A chasm breaks open in my chest, sucking in all my internal organs and crushing them into dust when it closes. I pinch my eyes shut, steeling myself against the way his words hurt.

Refusing to give him any more of my time, or tears.

“Leave.” Straightening my spine, I peel back my eyelids and raise a brow. “Now.”

The vein in the center of his forehead bulges, seeming to throb with every passing second. I know the heir to a pipeline fortune isn’t used to not getting what he wants, but I’m no longer in a position where I care.

An image of blood and death crosses my mind, giving me pause as he steps out into the hall.
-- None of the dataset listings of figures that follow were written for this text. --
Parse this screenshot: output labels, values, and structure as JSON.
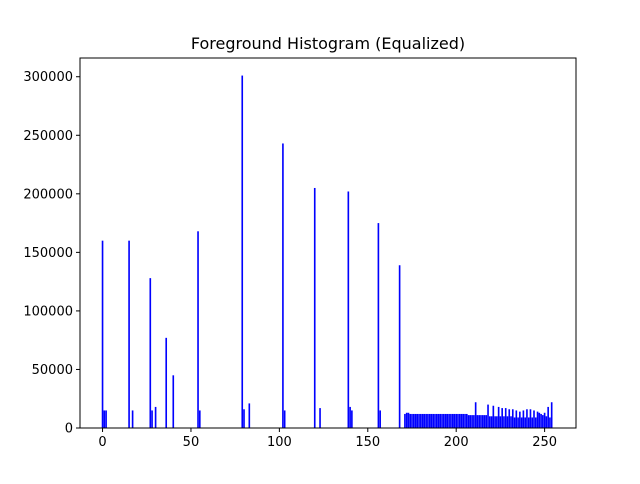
{
  "chart_data": {
    "type": "bar",
    "title": "Foreground Histogram (Equalized)",
    "xlabel": "",
    "ylabel": "",
    "xlim": [
      -12.75,
      267.75
    ],
    "ylim": [
      0,
      316000
    ],
    "xticks": [
      0,
      50,
      100,
      150,
      200,
      250
    ],
    "yticks": [
      0,
      50000,
      100000,
      150000,
      200000,
      250000,
      300000
    ],
    "grid": false,
    "legend": "none",
    "bar_color": "#0000ff",
    "x": [
      0,
      1,
      2,
      15,
      17,
      27,
      28,
      30,
      36,
      40,
      54,
      55,
      79,
      80,
      83,
      102,
      103,
      120,
      123,
      139,
      140,
      141,
      156,
      157,
      168,
      171,
      172,
      173,
      174,
      175,
      176,
      177,
      178,
      179,
      180,
      181,
      182,
      183,
      184,
      185,
      186,
      187,
      188,
      189,
      190,
      191,
      192,
      193,
      194,
      195,
      196,
      197,
      198,
      199,
      200,
      201,
      202,
      203,
      204,
      205,
      206,
      207,
      208,
      209,
      210,
      211,
      212,
      213,
      214,
      215,
      216,
      217,
      218,
      219,
      220,
      221,
      222,
      223,
      224,
      225,
      226,
      227,
      228,
      229,
      230,
      231,
      232,
      233,
      234,
      235,
      236,
      237,
      238,
      239,
      240,
      241,
      242,
      243,
      244,
      245,
      246,
      247,
      248,
      249,
      250,
      251,
      252,
      253,
      254
    ],
    "values": [
      160000,
      15000,
      15000,
      160000,
      15000,
      128000,
      15000,
      18000,
      77000,
      45000,
      168000,
      15000,
      301000,
      16000,
      21000,
      243000,
      15000,
      205000,
      17000,
      202000,
      18000,
      15000,
      175000,
      15000,
      139000,
      12000,
      13000,
      13000,
      12000,
      12000,
      12000,
      12000,
      12000,
      12000,
      12000,
      12000,
      12000,
      12000,
      12000,
      12000,
      12000,
      12000,
      12000,
      12000,
      12000,
      12000,
      12000,
      12000,
      12000,
      12000,
      12000,
      12000,
      12000,
      12000,
      12000,
      12000,
      12000,
      12000,
      12000,
      12000,
      12000,
      11000,
      11000,
      11000,
      11000,
      22000,
      11000,
      11000,
      11000,
      11000,
      11000,
      11000,
      20000,
      10000,
      10000,
      19000,
      10000,
      10000,
      18000,
      10000,
      17000,
      10000,
      17000,
      10000,
      16000,
      10000,
      16000,
      9000,
      15000,
      9000,
      14000,
      9000,
      15000,
      9000,
      16000,
      9000,
      16000,
      9000,
      15000,
      9000,
      14000,
      13000,
      12000,
      11000,
      13000,
      10000,
      18000,
      9000,
      22000
    ]
  }
}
Classical music drifts up the split staircase, indicating the party still rages below, and I can’t help but wonder if Jonas has disposed of the body by now.

What I wouldn’t give to kill him all over again.

To kill every single fucker who laid a hand on me months ago. Made one night into something twisted and changed my life for good.

The urge to start with Preston is almost overwhelming.

My hand clamps down around the doorknob until it aches.

Sighing, Preston shakes his head and exits, pausing at the threshold. “Your father will give you back to me if I ask. I didn’t think it’d have to come to this, but I’m not letting you go, Lenny. You belong with me.”

I don’t say anything, and after a moment, he rolls his eyes and finally leaves. Slamming the door behind him, I turn the lock and suck in a deep breath, willing the tears away. The memories flood my brain, playing on repeat until it feels like I’m suffocating.

Clutching at my chest, I tear my pajamas off, trying to get air. To cool down before I combust as fear and misery culminate in my soul, tearing it apart limb from limb.

Ducking into my walk-in closet, I shove aside a dozen pairs of shoes and dig around for the box I keep hidden in the back. Removing the lid, I exhale as my fingers meet familiar cellophane, and immediately get to work removing the contents from each little baggie.